Bill Bogstad bogstad-e+AXbWqSrlAAvxtiuMwx3w at public.gmane.org
Thu Mar 31 23:27:19 EDT 2011


On Thu, Mar 31, 2011 at 10:56 PM, Richard Pieri <richard.pieri-Re5JQEeQqe8AvxtiuMwx3w at public.gmane.org> wrote:
> On Mar 31, 2011, at 10:20 PM, Rich Braun wrote:
>>
>> IPv4 NAT makes such verification more or less impossible at the upstream ISP
>> side.
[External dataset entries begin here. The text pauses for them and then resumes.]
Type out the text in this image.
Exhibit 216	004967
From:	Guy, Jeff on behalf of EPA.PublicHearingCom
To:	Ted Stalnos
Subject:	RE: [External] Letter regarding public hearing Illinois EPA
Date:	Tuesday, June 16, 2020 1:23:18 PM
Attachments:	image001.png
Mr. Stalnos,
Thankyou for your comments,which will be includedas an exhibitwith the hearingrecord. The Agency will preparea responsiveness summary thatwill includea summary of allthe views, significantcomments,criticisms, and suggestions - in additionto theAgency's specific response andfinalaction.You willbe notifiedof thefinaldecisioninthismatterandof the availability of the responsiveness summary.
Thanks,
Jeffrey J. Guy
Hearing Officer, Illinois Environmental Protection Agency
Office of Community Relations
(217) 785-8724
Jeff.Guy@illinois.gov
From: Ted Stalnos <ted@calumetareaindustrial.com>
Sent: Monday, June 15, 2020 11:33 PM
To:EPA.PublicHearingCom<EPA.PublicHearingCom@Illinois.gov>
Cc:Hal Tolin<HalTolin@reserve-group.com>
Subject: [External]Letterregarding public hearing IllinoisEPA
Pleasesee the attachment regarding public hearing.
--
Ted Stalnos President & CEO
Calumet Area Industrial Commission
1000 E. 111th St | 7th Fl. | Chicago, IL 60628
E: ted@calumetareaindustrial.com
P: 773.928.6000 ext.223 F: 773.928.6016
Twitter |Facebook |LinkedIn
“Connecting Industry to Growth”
That's one thing I like about the status quo.
>
> This is a myth.  It's quite possible and sometimes trivially easy for an ISP to determine if a customer has multiple devices behind NAT and to count how many are being used.  A simple method is to look at the time stamps on every packet.  Every OS has a known time stamp increment method.  If you watch how the time stamps change then you can identify the operating system.  If you see more than one OS then chances are that the customer has more than one running system behind NAT.  Related, no two system clocks are precisely in sync, not even with NTP.  If you see time stamps shift forward and backward in time then you have identified multiple nodes behind the NAT bridge.  There are other ways; these just happen to be two of the easiest ones.

Did you mean TCP sequence numbers?  Otherwise, I'm not sure
what you mean and would be interested in learning more.